Yes this is part of script that run multiple processes at once.

while [[ $i -lt ${MAX_PROCESS}-1 ]] ; do

 let i=$(( $i + 1 ))
 if [ $i = 1 ]; then
   ostr=1
   oend=$ttl_src_ru
        echo $i,$ostr,$oend
        nohup ./verify $ostr $oend > verify_${ostr}_${oend}.lst &
 else
        ostr=`expr $oend + 1`
        oend=`expr $ostr + $ttl_src_ru`
        echo $i,$ostr,$oend
        nohup ./verify $ostr $oend > verify_${ostr}_${oend}.lst &
  fi

done

---------- Post updated at 03:40 AM ---------- Previous update was at 03:40 AM ----------

Yes this is part of script that run multiple processes at once.

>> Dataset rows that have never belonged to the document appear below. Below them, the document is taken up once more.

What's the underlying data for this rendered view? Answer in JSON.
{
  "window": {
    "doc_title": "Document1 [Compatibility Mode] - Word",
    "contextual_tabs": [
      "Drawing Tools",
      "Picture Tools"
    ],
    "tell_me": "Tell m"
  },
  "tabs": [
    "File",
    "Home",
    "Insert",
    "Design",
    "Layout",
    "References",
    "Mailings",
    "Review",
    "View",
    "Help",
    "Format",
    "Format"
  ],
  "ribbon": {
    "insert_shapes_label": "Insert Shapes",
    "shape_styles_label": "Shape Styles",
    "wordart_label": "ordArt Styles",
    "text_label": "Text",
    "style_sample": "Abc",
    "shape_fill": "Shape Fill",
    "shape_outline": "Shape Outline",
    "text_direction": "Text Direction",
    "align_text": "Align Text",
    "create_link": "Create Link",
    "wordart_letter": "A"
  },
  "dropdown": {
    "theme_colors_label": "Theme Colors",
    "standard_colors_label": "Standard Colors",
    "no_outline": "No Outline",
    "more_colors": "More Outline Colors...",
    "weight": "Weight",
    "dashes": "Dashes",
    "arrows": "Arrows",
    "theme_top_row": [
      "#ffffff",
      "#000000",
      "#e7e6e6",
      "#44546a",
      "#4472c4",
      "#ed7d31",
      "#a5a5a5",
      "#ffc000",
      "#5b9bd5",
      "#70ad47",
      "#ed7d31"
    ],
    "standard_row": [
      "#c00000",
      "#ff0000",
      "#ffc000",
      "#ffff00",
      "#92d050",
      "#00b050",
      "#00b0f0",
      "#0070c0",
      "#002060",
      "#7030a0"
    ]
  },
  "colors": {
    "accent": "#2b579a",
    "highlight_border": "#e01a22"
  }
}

while [[ $i -lt ${MAX_PROCESS}-1 ]] ; do

 let i=$(( $i + 1 ))
 if [ $i = 1 ]; then
   ostr=1
   oend=$ttl_src_ru
        echo $i,$ostr,$oend
        nohup ./verify $ostr $oend > verify_${ostr}_${oend}.lst &
 else
        ostr=`expr $oend + 1`
        oend=`expr $ostr + $ttl_src_ru`
        echo $i,$ostr,$oend
        nohup ./verify $ostr $oend > verify_${ostr}_${oend}.lst &
  fi

done

DGPickett · November 26, 2013, 1:32pm

GNU Parallel - GNU Project - Free Software Foundation no sense reinventing a lesser wheel.

The real trick is to poll for modified files and maintain a registry file of file names, line counts and mod times, so the slow part is done ahead of time. Use fuser to ensure the file is fully written (not open for write) before counting lines.